I wrote some time ago about the unpleasantness and cowardice of Scott Adams, the creator of Dilbert. I aired my disappointment that someone I’d respected for years was revealed as a self-absorbed fool when he started blogging.
His standard MO is:
- Say something foolish
- Insist that anyone who disagreed with him was an idiot
- Claim he was only joking or was playing devil’s advocate
He refuses to learn about the subjects he writes about – surely the mark of a crackpot – claiming that he doesn’t need to. He has espoused on creationism, on imagined flaws in evolution, on the big bang being intelligent (where his stupidity really outdid itself) and on western males being discriminated against.
When someone tells him why he was wrong, he and his readers accuse them of missing the point or of failing the humour test: of not realising that Adams makes up crackpot theories to provoke people into angry responses, which he finds amusing. This claim would be a lot more credible if he and his readers didn’t take what he writes so damned seriously; if his arguments weren’t simple-minded rehashings of standard creationist canards; and if he didn’t view knowledge of a subject as disqualifying someone from raising a valid objection.

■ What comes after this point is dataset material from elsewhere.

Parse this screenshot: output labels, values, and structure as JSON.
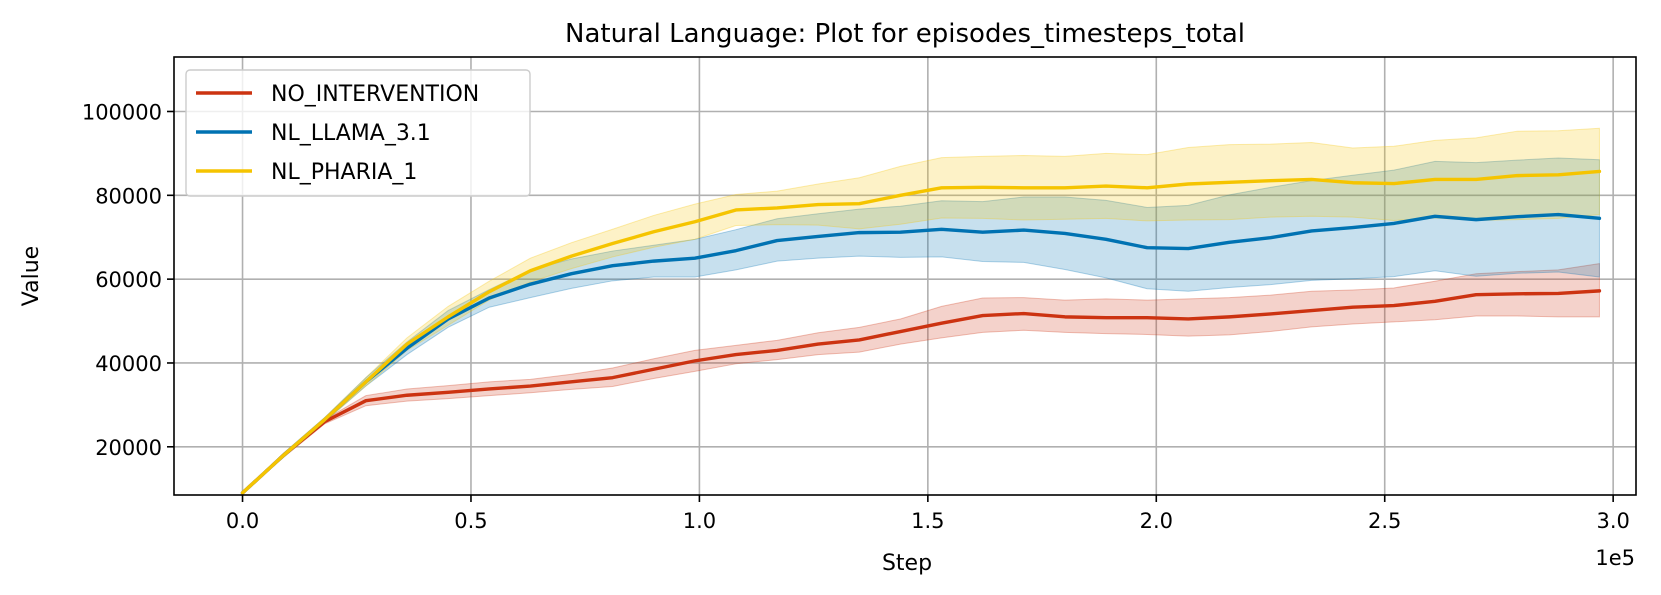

It turns out that Adams has been leaving comments on message boards under a pseudonym, posing as his own fan.
It’s embarrassing stuff. He likes to argue with his critics by pointing out that he’s a ‘certified genius’. His response is predictable: if we were smarter, we’d have been onto his little ‘joke’ from the start. We’re the fools for taking someone at their word when there was no reason at all not to.
I'm sorry I peed in your cesspool. For what it's worth, the smart people were on to me after the first post. That made it funnier.
If Adams is to be taken at his word, then he’s like a child who tells a deliberate but plausible mistruth then finds it hysterical when people believe it. But I don’t buy this. Adams thinks he’s the smartest person in every room. He thinks he’s smart enough that he doesn’t need to know anything about a subject in order to overturn the work of people who’ve spent their whole careers studying it.
If you have to tell people you’re a genius, you probably aren’t and if you have to defend yourself with a sock puppet (and especially if the defence is “he’s a genius so you’re wrong”) then you probably know you have something to hide.